Enrique Peña Nieto y Ayotzinapa
Peña Nieto elevó la calidad de los funcionarios del área de seguridad, mejoró la coordinación entre ellos y empezó a poner énfasis en la prevención. Comenzó a generarse inteligencia de calidad y vinieron las detenciones o eliminaciones de capos.
En el segundo año afloraron las debilidades de siempre. Su gobierno no ha reconocido la magnitud del reto, carece de una política integral y regional que ataque las raíces del problema y hay una gran indiferencia hacia el costo humano. Por ejemplo, la política de fragmentación de bandas criminales nunca se completó con una estrategia para proteger a las zonas afectadas por las bandas más pequeñas y con menos disciplina en el uso e la violencia.

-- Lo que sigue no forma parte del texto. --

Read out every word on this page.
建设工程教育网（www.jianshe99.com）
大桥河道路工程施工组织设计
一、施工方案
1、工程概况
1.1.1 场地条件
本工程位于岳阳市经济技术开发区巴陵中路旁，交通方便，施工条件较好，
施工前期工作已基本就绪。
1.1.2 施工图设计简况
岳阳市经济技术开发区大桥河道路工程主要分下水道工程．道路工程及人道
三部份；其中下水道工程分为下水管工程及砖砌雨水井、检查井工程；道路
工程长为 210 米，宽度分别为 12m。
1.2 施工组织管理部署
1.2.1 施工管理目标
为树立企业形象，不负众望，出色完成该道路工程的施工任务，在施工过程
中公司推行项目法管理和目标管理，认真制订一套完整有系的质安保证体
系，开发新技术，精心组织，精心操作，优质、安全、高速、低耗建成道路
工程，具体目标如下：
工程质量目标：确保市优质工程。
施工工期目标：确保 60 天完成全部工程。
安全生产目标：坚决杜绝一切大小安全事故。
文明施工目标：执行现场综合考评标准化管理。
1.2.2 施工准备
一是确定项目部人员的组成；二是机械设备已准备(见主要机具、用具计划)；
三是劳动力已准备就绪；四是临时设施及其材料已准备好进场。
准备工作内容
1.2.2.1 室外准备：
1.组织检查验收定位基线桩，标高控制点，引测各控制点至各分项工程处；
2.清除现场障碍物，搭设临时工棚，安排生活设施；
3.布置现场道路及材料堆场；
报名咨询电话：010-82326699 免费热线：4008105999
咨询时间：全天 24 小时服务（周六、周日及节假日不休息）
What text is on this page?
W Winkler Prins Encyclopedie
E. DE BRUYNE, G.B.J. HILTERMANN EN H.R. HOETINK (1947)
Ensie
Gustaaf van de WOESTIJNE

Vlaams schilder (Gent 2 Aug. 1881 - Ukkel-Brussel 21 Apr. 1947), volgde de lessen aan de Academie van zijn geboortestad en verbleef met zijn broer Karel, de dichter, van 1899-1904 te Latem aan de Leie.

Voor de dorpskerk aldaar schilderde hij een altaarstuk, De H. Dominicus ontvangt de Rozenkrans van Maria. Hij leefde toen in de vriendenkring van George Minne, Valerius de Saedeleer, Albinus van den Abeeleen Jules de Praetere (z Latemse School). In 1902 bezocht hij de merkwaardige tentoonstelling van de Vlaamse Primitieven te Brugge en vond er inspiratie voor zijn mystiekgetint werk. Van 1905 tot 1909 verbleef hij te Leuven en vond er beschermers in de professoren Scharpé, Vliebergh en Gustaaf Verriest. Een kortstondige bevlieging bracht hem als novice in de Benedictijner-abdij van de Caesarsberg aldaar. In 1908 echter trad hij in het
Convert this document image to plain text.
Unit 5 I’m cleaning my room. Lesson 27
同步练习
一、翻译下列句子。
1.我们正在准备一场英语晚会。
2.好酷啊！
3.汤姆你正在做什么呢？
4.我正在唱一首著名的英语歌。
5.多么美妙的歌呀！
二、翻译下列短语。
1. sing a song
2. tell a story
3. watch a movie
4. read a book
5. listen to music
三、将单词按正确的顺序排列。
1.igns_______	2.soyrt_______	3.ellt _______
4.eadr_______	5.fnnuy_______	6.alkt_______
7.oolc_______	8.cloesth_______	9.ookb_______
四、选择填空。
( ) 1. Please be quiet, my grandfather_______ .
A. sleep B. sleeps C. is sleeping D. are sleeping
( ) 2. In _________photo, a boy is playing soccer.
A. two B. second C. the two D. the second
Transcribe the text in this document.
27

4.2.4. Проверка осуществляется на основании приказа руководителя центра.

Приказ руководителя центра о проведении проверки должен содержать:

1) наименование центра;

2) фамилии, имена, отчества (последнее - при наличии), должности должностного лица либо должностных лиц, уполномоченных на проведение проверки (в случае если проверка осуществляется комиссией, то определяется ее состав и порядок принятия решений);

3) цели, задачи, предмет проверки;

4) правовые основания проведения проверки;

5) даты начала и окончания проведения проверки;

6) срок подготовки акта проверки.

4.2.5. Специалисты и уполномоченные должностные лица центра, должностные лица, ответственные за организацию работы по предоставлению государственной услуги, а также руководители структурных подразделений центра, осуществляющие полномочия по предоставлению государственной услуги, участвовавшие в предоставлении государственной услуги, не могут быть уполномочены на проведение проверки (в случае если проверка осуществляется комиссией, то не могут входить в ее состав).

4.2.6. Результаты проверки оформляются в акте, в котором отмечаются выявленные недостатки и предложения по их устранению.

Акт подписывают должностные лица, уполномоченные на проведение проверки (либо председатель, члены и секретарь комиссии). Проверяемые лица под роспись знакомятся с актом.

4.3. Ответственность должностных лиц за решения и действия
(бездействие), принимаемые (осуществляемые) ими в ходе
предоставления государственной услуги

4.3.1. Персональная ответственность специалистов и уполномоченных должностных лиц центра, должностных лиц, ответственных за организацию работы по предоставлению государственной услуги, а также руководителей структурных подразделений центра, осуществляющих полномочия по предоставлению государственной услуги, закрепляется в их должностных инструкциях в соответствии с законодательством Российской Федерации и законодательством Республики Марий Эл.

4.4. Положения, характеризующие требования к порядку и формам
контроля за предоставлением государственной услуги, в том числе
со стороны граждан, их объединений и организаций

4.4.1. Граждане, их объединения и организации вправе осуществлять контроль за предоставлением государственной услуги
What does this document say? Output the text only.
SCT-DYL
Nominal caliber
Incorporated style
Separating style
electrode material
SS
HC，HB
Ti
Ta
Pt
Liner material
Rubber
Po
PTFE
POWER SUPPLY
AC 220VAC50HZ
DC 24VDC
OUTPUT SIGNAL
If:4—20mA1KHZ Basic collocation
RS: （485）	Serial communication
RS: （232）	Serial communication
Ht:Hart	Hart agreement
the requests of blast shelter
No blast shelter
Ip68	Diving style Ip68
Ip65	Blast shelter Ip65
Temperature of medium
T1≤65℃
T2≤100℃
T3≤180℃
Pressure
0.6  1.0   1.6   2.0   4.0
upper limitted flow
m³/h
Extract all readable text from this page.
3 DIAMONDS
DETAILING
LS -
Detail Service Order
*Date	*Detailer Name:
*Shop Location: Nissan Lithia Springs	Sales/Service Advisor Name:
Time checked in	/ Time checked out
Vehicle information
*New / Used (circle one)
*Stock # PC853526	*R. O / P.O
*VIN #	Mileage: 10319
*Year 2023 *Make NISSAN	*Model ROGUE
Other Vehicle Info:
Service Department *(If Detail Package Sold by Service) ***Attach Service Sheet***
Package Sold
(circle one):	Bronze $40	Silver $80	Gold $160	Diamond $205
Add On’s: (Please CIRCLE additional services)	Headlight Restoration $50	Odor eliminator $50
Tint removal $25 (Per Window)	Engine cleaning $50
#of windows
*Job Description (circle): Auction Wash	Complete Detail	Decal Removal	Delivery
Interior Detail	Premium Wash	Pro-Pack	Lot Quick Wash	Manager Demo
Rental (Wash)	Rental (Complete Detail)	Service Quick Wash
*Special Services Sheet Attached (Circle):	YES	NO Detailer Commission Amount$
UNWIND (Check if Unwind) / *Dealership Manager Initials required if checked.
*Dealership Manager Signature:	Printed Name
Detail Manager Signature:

Todo esto se observó con claridad en Iguala, Guerrero, donde, al igual que en el 68, fueron víctimas jóvenes estudiantes de la Normal de Ayotzinapa que se preparaban para ir a la tradicional marcha del 2 de octubre en la Ciudad de México. La violencia (tanto la criminal como la oficial) sin control continúa siendo el signo de identidad del Estado mexicano pese a las transformaciones (algunas de ellas positivas).
La tragedia de Iguala, en septiembre de 2014, desbarató las pompas publicitarias creadas por el gobierno de Enrique Peña Nieto; Tlatlaya, la Casa Blanca y la fuga de El Chapo Guzmán completarían la faena.
Ayotzinapa sacó a la luz un Estado debilitado por la ineficacia, la corrupción y la impunidad; una sociedad alebrestada por tanto maltrato; un estado paralelo con enorme poder.
Fragmento del capítulo 9 del libro De Tlatelolco a Tlatlaya, las violencia del Estado, ediciones Proceso 2015. Se reproduce con autorización del autor.